Sunday, August 17, 2008

'Highly Regarded' Mathematicians

Do subatomic particles have free will? ask two 'highly regarded' Princeton Mathematicians.

Yes. Obviously.

Seriously though, it's nice that people are independently coming to my conclusions.
"indeterminacy is inherent in the world itself"
It's nice to be right.

The exact reason is that
"They used a pure mathematical argument to show that there is no way the particle can choose spins around every imaginable axis in a way that is consistent with the 1-0-1 rule."
Although, journalists suck.
"The particle, Kochen and Specker showed, is like a cheating player. They found it out by showing that no single object satisfies all the “questions” (or all 33 axes) at once."
The particle isn't very much like a cheater at all. The particle is being prodded, and that prodding changes its internal state.
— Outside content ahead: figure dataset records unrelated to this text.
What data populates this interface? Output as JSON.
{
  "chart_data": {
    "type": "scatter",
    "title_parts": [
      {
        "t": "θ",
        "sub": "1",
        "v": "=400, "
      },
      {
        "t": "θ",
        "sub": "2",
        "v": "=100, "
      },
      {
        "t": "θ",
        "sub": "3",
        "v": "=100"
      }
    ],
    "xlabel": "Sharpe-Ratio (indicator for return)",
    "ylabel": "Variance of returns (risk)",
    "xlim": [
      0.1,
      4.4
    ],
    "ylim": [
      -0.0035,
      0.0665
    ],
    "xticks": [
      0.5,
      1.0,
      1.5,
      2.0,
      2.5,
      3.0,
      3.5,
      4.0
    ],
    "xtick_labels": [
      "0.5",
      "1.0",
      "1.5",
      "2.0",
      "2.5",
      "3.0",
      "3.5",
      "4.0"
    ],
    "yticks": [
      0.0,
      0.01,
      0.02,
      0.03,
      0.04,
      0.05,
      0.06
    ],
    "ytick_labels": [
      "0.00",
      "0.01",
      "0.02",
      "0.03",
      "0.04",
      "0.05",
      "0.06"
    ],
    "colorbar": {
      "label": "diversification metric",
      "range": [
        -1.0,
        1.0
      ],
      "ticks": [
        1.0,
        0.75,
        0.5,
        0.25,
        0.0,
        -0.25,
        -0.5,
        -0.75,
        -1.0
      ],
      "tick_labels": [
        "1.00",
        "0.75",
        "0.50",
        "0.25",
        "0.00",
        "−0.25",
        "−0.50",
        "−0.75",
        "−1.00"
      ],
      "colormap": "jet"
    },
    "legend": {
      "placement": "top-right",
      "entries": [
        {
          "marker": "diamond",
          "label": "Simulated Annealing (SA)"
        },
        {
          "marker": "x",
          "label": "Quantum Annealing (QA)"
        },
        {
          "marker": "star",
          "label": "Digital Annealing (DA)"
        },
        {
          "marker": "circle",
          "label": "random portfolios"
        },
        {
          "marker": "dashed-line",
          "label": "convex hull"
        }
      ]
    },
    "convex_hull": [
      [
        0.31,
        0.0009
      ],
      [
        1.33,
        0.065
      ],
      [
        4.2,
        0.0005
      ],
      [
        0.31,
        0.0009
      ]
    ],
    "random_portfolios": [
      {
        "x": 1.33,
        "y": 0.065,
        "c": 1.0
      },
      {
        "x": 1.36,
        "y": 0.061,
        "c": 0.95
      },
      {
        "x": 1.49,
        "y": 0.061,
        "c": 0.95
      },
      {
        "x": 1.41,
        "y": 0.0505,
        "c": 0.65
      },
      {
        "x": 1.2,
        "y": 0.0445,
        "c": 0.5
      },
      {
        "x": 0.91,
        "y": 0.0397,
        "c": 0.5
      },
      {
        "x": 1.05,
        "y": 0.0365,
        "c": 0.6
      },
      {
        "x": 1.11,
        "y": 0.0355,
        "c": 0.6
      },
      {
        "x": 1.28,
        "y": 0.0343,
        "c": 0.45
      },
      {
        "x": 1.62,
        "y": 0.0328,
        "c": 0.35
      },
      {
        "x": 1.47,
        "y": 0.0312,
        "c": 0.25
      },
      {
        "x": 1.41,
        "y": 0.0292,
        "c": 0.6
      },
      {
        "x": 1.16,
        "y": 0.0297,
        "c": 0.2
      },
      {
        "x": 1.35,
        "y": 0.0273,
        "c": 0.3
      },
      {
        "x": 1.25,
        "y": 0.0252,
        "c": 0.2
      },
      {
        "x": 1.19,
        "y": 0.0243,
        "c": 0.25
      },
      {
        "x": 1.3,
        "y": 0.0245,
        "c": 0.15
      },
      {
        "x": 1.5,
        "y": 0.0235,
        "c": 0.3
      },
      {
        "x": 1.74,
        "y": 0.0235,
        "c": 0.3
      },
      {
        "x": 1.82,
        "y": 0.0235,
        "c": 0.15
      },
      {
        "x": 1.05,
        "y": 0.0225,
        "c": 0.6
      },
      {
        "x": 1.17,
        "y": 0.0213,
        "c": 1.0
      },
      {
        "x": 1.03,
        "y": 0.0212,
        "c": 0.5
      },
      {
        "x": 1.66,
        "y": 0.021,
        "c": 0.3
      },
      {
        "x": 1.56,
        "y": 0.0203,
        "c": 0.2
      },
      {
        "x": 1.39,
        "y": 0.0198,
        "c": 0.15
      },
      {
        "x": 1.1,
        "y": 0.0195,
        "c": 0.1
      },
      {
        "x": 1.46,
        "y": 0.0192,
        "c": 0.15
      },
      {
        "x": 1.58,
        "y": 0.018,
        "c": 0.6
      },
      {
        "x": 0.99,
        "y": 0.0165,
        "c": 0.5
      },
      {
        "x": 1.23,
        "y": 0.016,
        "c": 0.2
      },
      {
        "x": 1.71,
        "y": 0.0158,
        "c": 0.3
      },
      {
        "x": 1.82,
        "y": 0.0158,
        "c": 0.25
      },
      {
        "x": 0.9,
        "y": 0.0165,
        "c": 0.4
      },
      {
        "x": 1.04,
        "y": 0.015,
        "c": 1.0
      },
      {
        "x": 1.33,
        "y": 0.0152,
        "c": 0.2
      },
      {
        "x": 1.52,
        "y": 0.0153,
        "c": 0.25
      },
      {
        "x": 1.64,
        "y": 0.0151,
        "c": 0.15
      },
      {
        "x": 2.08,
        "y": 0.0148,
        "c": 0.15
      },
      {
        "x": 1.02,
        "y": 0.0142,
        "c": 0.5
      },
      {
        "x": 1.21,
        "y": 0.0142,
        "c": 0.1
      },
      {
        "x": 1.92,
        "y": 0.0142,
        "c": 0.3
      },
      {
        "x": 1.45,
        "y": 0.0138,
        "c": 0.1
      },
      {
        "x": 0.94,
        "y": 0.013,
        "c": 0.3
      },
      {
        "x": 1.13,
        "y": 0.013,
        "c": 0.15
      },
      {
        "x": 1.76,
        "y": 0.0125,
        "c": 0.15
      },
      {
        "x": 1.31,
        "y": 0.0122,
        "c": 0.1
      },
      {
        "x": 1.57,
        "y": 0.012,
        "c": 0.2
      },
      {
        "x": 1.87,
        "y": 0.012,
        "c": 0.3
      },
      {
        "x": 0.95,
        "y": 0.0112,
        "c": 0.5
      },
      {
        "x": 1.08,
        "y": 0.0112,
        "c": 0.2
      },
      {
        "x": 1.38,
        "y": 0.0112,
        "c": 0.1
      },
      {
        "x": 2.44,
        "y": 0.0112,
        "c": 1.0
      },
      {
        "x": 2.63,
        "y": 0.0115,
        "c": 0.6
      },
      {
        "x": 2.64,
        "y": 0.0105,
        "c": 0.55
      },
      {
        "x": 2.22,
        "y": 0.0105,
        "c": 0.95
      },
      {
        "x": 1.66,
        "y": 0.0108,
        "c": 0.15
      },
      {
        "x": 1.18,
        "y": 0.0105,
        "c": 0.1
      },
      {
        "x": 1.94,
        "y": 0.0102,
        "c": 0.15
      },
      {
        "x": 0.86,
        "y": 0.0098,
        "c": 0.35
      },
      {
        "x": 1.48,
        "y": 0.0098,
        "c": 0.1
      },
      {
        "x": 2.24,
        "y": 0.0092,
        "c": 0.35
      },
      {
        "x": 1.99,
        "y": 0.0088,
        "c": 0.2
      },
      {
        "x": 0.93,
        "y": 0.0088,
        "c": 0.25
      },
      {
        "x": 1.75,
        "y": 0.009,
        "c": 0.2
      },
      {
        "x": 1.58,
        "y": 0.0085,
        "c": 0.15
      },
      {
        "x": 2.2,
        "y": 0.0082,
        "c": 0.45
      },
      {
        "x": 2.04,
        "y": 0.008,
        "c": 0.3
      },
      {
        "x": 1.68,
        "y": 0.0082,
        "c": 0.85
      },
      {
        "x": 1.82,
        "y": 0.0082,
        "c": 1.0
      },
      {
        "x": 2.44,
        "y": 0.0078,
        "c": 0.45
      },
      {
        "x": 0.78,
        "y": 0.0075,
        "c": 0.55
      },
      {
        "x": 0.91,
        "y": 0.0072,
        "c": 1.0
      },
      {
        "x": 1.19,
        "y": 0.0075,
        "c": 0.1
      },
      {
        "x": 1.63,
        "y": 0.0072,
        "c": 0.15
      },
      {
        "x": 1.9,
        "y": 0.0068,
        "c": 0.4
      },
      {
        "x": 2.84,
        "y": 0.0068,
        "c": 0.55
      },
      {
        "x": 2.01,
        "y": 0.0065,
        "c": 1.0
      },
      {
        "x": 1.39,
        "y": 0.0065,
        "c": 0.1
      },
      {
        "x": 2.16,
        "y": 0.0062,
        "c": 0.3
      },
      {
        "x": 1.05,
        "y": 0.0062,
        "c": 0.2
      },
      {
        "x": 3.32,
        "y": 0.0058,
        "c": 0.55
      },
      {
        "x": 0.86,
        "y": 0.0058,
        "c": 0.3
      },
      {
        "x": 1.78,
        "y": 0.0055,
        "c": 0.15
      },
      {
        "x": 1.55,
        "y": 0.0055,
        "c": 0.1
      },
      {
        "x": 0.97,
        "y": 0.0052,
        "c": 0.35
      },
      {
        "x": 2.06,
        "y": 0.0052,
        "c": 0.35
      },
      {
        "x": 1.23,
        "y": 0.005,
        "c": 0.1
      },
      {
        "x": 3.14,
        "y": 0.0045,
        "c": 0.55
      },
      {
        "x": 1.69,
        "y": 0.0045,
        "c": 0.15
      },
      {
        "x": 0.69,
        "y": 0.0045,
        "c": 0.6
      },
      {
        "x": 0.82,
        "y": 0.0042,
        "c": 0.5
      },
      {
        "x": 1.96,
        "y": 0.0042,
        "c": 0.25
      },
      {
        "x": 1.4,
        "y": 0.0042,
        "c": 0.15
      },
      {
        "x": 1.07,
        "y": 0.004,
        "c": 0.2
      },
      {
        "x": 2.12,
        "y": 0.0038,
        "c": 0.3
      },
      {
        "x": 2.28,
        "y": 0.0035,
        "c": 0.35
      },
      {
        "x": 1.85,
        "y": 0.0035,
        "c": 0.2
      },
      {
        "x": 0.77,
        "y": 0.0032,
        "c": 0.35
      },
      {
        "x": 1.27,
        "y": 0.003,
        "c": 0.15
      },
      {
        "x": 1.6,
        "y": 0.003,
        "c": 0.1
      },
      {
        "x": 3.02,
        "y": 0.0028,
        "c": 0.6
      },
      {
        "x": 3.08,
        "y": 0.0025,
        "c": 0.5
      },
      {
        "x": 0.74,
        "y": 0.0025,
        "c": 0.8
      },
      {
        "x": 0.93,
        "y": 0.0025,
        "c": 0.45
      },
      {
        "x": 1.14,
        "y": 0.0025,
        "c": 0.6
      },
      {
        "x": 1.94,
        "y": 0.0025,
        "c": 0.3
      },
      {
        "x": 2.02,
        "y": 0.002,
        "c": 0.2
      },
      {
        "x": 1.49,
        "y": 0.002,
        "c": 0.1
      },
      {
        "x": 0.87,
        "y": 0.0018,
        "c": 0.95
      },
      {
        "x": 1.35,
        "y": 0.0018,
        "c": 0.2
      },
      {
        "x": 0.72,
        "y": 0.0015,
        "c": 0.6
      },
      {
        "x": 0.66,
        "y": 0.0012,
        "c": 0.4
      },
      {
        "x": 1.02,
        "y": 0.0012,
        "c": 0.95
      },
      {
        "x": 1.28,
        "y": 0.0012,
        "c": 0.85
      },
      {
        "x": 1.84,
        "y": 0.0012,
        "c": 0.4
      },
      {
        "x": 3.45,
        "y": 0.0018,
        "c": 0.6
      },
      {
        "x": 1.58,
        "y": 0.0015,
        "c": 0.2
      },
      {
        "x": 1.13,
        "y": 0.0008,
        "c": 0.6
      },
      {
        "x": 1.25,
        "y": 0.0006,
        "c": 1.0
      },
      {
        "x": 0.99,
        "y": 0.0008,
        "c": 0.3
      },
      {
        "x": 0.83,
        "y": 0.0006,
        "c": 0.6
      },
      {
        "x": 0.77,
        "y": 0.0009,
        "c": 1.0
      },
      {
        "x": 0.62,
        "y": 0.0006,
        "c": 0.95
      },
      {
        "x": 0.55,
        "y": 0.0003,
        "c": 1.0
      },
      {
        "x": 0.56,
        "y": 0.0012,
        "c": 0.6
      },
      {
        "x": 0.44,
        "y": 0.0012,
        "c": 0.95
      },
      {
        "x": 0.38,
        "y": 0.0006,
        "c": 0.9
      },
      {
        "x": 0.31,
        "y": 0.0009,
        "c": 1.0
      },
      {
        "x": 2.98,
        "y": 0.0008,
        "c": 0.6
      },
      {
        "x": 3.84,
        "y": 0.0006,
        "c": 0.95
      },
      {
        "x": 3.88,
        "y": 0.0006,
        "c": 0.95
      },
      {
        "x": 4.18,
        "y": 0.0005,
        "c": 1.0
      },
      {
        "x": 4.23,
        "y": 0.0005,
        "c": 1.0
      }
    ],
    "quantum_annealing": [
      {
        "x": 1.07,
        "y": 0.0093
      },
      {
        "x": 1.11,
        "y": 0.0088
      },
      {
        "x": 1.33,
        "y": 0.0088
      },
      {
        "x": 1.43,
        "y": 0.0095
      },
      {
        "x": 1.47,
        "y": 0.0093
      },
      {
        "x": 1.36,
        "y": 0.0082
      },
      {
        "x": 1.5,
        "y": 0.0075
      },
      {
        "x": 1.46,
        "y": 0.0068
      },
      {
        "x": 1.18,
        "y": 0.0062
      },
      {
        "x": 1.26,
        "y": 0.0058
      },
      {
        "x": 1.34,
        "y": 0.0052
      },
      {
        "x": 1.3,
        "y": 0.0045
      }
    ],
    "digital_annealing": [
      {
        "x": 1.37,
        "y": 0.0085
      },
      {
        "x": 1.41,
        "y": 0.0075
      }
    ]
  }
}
As a result, it's not surprising at all that it 'decides' its spins ad hoc.

Incidentally, I exactly mean that
"the best way out of this paradox is to accept that the particle’s spin doesn’t exist until it’s measured. "
Something I'm glad I read the article for:

"Conway and Kochen say that they have now proven that particles’ responses can’t be pre-determined, even within this possible interpretation. “We can really prove that there’s no algorithm, no way that the particle can give an answer that is unique and can be specified ahead of time,” Conway says. “I’m still amazed that we can actually manage to prove that.”"

Notice that this means it was, up until now, unproven.

"Kochen and Conway say the best way out of this paradox is to accept that the particle’s spin doesn’t exist until it’s measured. But there’s one way to escape their noose: Suppose for a moment that Alice and Bob’s choice of axis to measure is not a free choice. Then Nature could be conspiring to prevent them from choosing the axes that will reveal the violation of the rule."

(Edit for clarity: the particle's spin or any rule whereby the particle's spin will be determined.)

The paper also beautifully shows how determinism and free will, while supposedly very different, have the exact same consequences. The mathematicians have found that either entanglement is exactly what it's thought to be, or else determinism is strictly true. In other words, that either free will or determinism are true but it works out to the same experimental results.

I also just realized another level of this logical structure. Compatibilism is false, but the consequences of compatibilism - that determined humans are morally responsible - is true.

(Which incidentally is a good example of the fact that you should ask what your philosophy is for. It's very very likely that what's true will also serve that purpose, and then you can stop being wrong without having to completely rearrange your life.)

I've noticed something else. Journalists suck again, though at least only slightly; the article references the "Kochen-Specker paradox" which, if you want to look up, is actually called a theorem.

On the other hand, journalists do have an actual job. Check out La Wik and decide for yourself whether Julie Rehmeyer's hand could do good things there.

I guess to be precise, journalists suck as writers. Their literary and logical skills are weak, because they spent all their time developing the ability to communicate the ideas they're given.

Addendum, from the reddit title: "Two mathies prove that if humans have even the tiniest amount of free will, particles behave unpredictably."


Something I had especial difficulty with.

"But Conway and Kochen have shown this scenario is impossible for particles that are incommunicado. They invoked the old Kochen-Specker paradox to show that if the spin 1 particle’s behavior is pre-determined so that it isn’t allowed to “change its animal,” it won’t be able to give answers that are consistent with the 1-0-1 rule. So if Alice and Bob are lucky in how they choose their axes, they should be able to force the particles either to disagree or to violate the 1-0-1 rule — contrary to experimental evidence."

That phrase there, "change its animal" needs to be clarified. The mathies have actually proven, in a general sense, that Alice and Bob can force the particles to change the rules under which they decide their spins. (Just like the infinite-series-of-averages, this only works in a finite universe.)

In other words, they must be stochastic. There is no other interpretation, unless determinism is strictly true. (Read a fantasy book where the character tries to outsmart prophecy for more illustration.)